Ontario MPP
- In office 1923–1926
- Preceded by: James C. Brown
- Succeeded by: Alexander Daniel McLean
- Constituency: Middlesex North

Member of Parliament for Middlesex North
- In office 1911–1917
- Preceded by: Alexander Wilson Smith
- Succeeded by: Riding abolished

Personal details
- Born: June 12, 1875 Parkhill, Ontario
- Died: November 29, 1944 (aged 69)
- Party: Conservative
- Spouse: Charlotte Poire (m. 1896)
- Occupation: Farmer

= George Adam Elliott =

Canadian politician

George Adam Elliott (June 12, 1875 - November 29, 1944) was an Ontario farmer and political figure.
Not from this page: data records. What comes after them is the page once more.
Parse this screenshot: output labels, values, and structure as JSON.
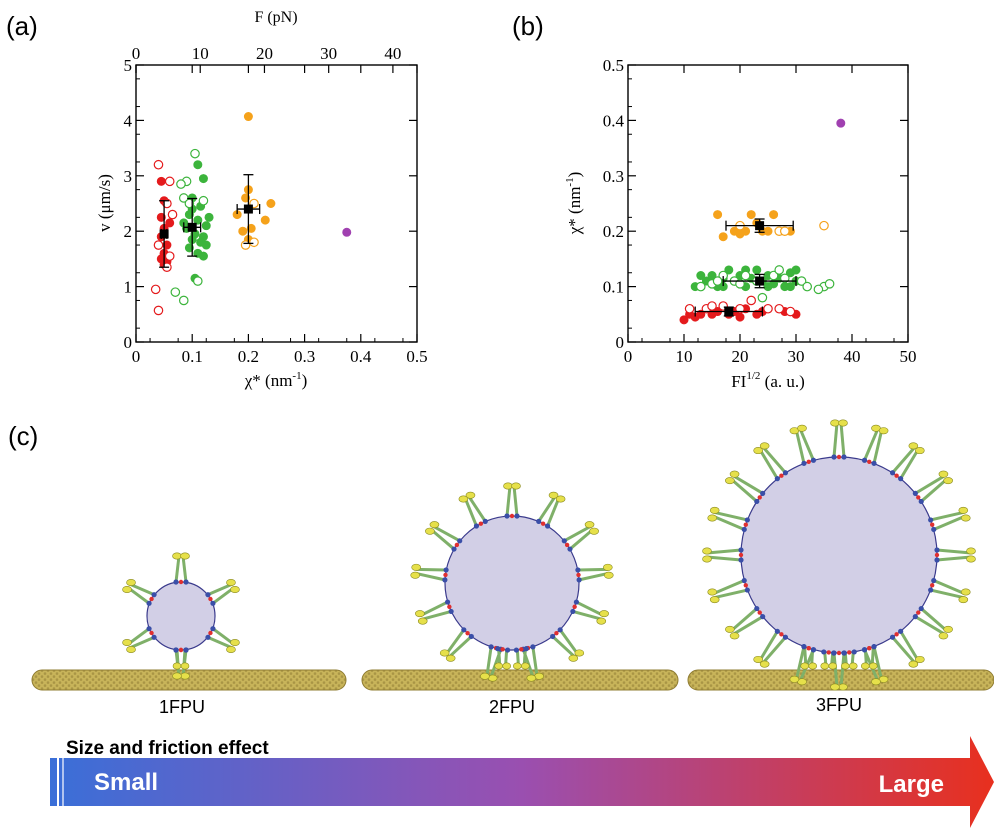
{
  "panel_labels": {
    "a": "(a)",
    "b": "(b)",
    "c": "(c)"
  },
  "colors": {
    "red": "#e41a1c",
    "green": "#3cb43c",
    "orange": "#f5a21b",
    "purple": "#a040b0",
    "black": "#000000",
    "vesicle_fill": "#d2cfe6",
    "vesicle_edge": "#3a3a8c",
    "microtubule": "#c8b45a",
    "motor_stalk": "#7fb069",
    "motor_head": "#e6e04a",
    "bar_start": "#3a6fd8",
    "bar_mid": "#9a4fb0",
    "bar_end": "#e8301e"
  },
  "chart_data": [
    {
      "type": "scatter",
      "panel": "(a)",
      "xlabel": "χ* (nm",
      "xlabel_sup": "-1",
      "xlabel_end": ")",
      "ylabel": "v (μm/s)",
      "top_xlabel": "F (pN)",
      "xlim": [
        0,
        0.5
      ],
      "ylim": [
        0,
        5
      ],
      "top_xlim": [
        0,
        43.75
      ],
      "xticks": [
        "0",
        "0.1",
        "0.2",
        "0.3",
        "0.4",
        "0.5"
      ],
      "yticks": [
        "0",
        "1",
        "2",
        "3",
        "4",
        "5"
      ],
      "top_xticks": [
        "0",
        "10",
        "20",
        "30",
        "40"
      ],
      "series": [
        {
          "color_key": "red",
          "filled": true,
          "points": [
            [
              0.045,
              2.9
            ],
            [
              0.05,
              2.55
            ],
            [
              0.045,
              2.25
            ],
            [
              0.05,
              2.05
            ],
            [
              0.045,
              1.9
            ],
            [
              0.055,
              1.75
            ],
            [
              0.05,
              1.6
            ],
            [
              0.045,
              1.5
            ],
            [
              0.055,
              1.45
            ],
            [
              0.05,
              1.4
            ],
            [
              0.06,
              2.15
            ]
          ]
        },
        {
          "color_key": "red",
          "filled": false,
          "points": [
            [
              0.04,
              3.2
            ],
            [
              0.06,
              2.9
            ],
            [
              0.055,
              2.5
            ],
            [
              0.065,
              2.3
            ],
            [
              0.04,
              1.75
            ],
            [
              0.06,
              1.55
            ],
            [
              0.035,
              0.95
            ],
            [
              0.04,
              0.57
            ],
            [
              0.055,
              1.35
            ]
          ]
        },
        {
          "color_key": "green",
          "filled": true,
          "points": [
            [
              0.11,
              3.2
            ],
            [
              0.12,
              2.95
            ],
            [
              0.1,
              2.6
            ],
            [
              0.115,
              2.45
            ],
            [
              0.095,
              2.3
            ],
            [
              0.11,
              2.2
            ],
            [
              0.125,
              2.1
            ],
            [
              0.09,
              2.05
            ],
            [
              0.105,
              1.95
            ],
            [
              0.12,
              1.9
            ],
            [
              0.1,
              1.85
            ],
            [
              0.115,
              1.8
            ],
            [
              0.125,
              1.75
            ],
            [
              0.095,
              1.7
            ],
            [
              0.11,
              1.6
            ],
            [
              0.12,
              1.55
            ],
            [
              0.1,
              2.4
            ],
            [
              0.13,
              2.25
            ],
            [
              0.085,
              2.15
            ],
            [
              0.105,
              1.15
            ]
          ]
        },
        {
          "color_key": "green",
          "filled": false,
          "points": [
            [
              0.105,
              3.4
            ],
            [
              0.09,
              2.9
            ],
            [
              0.08,
              2.85
            ],
            [
              0.085,
              2.6
            ],
            [
              0.095,
              2.5
            ],
            [
              0.07,
              0.9
            ],
            [
              0.085,
              0.75
            ],
            [
              0.11,
              1.1
            ],
            [
              0.12,
              2.55
            ]
          ]
        },
        {
          "color_key": "orange",
          "filled": true,
          "points": [
            [
              0.2,
              4.07
            ],
            [
              0.2,
              2.75
            ],
            [
              0.195,
              2.6
            ],
            [
              0.18,
              2.3
            ],
            [
              0.24,
              2.5
            ],
            [
              0.23,
              2.2
            ],
            [
              0.205,
              2.05
            ],
            [
              0.19,
              2.0
            ],
            [
              0.2,
              1.85
            ]
          ]
        },
        {
          "color_key": "orange",
          "filled": false,
          "points": [
            [
              0.21,
              2.5
            ],
            [
              0.195,
              1.75
            ],
            [
              0.21,
              1.8
            ]
          ]
        },
        {
          "color_key": "purple",
          "filled": true,
          "points": [
            [
              0.375,
              1.98
            ]
          ]
        }
      ],
      "means": [
        {
          "x": 0.05,
          "y": 1.95,
          "xerr": 0.005,
          "yerr_low": 0.6,
          "yerr_high": 0.6
        },
        {
          "x": 0.1,
          "y": 2.07,
          "xerr": 0.015,
          "yerr_low": 0.52,
          "yerr_high": 0.52
        },
        {
          "x": 0.2,
          "y": 2.4,
          "xerr": 0.02,
          "yerr_low": 0.62,
          "yerr_high": 0.62
        }
      ]
    },
    {
      "type": "scatter",
      "panel": "(b)",
      "xlabel": "FI",
      "xlabel_sup": "1/2",
      "xlabel_end": " (a. u.)",
      "ylabel": "χ* (nm",
      "ylabel_sup": "-1",
      "ylabel_end": ")",
      "xlim": [
        0,
        50
      ],
      "ylim": [
        0,
        0.5
      ],
      "xticks": [
        "0",
        "10",
        "20",
        "30",
        "40",
        "50"
      ],
      "yticks": [
        "0",
        "0.1",
        "0.2",
        "0.3",
        "0.4",
        "0.5"
      ],
      "series": [
        {
          "color_key": "red",
          "filled": true,
          "points": [
            [
              10,
              0.04
            ],
            [
              12,
              0.045
            ],
            [
              13,
              0.05
            ],
            [
              15,
              0.05
            ],
            [
              16,
              0.055
            ],
            [
              18,
              0.05
            ],
            [
              19,
              0.055
            ],
            [
              21,
              0.06
            ],
            [
              23,
              0.05
            ],
            [
              24,
              0.055
            ],
            [
              28,
              0.055
            ],
            [
              30,
              0.05
            ],
            [
              11,
              0.05
            ],
            [
              20,
              0.045
            ]
          ]
        },
        {
          "color_key": "red",
          "filled": false,
          "points": [
            [
              11,
              0.06
            ],
            [
              14,
              0.06
            ],
            [
              17,
              0.065
            ],
            [
              20,
              0.06
            ],
            [
              22,
              0.075
            ],
            [
              25,
              0.06
            ],
            [
              27,
              0.06
            ],
            [
              29,
              0.055
            ],
            [
              15,
              0.065
            ]
          ]
        },
        {
          "color_key": "green",
          "filled": true,
          "points": [
            [
              12,
              0.1
            ],
            [
              14,
              0.11
            ],
            [
              15,
              0.12
            ],
            [
              16,
              0.1
            ],
            [
              17,
              0.115
            ],
            [
              18,
              0.13
            ],
            [
              19,
              0.11
            ],
            [
              20,
              0.12
            ],
            [
              21,
              0.1
            ],
            [
              22,
              0.115
            ],
            [
              23,
              0.13
            ],
            [
              24,
              0.11
            ],
            [
              25,
              0.12
            ],
            [
              26,
              0.105
            ],
            [
              27,
              0.115
            ],
            [
              28,
              0.1
            ],
            [
              29,
              0.125
            ],
            [
              30,
              0.11
            ],
            [
              13,
              0.12
            ],
            [
              17,
              0.1
            ],
            [
              21,
              0.13
            ],
            [
              25,
              0.1
            ],
            [
              29,
              0.1
            ],
            [
              30,
              0.13
            ]
          ]
        },
        {
          "color_key": "green",
          "filled": false,
          "points": [
            [
              13,
              0.1
            ],
            [
              15,
              0.105
            ],
            [
              17,
              0.12
            ],
            [
              19,
              0.11
            ],
            [
              21,
              0.12
            ],
            [
              23,
              0.11
            ],
            [
              26,
              0.12
            ],
            [
              28,
              0.115
            ],
            [
              31,
              0.11
            ],
            [
              32,
              0.1
            ],
            [
              35,
              0.1
            ],
            [
              36,
              0.105
            ],
            [
              34,
              0.095
            ],
            [
              16,
              0.11
            ],
            [
              24,
              0.08
            ],
            [
              27,
              0.13
            ],
            [
              20,
              0.105
            ]
          ]
        },
        {
          "color_key": "orange",
          "filled": true,
          "points": [
            [
              16,
              0.23
            ],
            [
              17,
              0.19
            ],
            [
              19,
              0.2
            ],
            [
              20,
              0.195
            ],
            [
              22,
              0.23
            ],
            [
              23,
              0.215
            ],
            [
              24,
              0.2
            ],
            [
              25,
              0.2
            ],
            [
              26,
              0.23
            ],
            [
              29,
              0.2
            ],
            [
              21,
              0.2
            ]
          ]
        },
        {
          "color_key": "orange",
          "filled": false,
          "points": [
            [
              27,
              0.2
            ],
            [
              28,
              0.2
            ],
            [
              35,
              0.21
            ],
            [
              20,
              0.21
            ]
          ]
        },
        {
          "color_key": "purple",
          "filled": true,
          "points": [
            [
              38,
              0.395
            ]
          ]
        }
      ],
      "means": [
        {
          "x": 18,
          "y": 0.055,
          "xerr": 6,
          "yerr_low": 0.008,
          "yerr_high": 0.008
        },
        {
          "x": 23.5,
          "y": 0.11,
          "xerr": 6.5,
          "yerr_low": 0.012,
          "yerr_high": 0.012
        },
        {
          "x": 23.5,
          "y": 0.21,
          "xerr": 6,
          "yerr_low": 0.012,
          "yerr_high": 0.012
        }
      ]
    }
  ],
  "schematic": {
    "units": [
      {
        "label": "1FPU",
        "arms": 6
      },
      {
        "label": "2FPU",
        "arms": 13
      },
      {
        "label": "3FPU",
        "arms": 20
      }
    ],
    "bar_title": "Size and friction effect",
    "bar_left": "Small",
    "bar_right": "Large"
  }
}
He represented Middlesex North in the House of Commons of Canada as a Conservative member from 1911 to 1917 and in the Legislative Assembly of Ontario from 1923 to 1926 in the provincial riding of Middlesex North.

He was born in Parkhill, Ontario, the son of Andrew Elliott. In 1896, he married Charlotte Poire. Elliot was unsuccessful in bids for reelection to the federal parliament in 1917 and 1921. He served as reeve for West Williams Township, also serving on the local school board.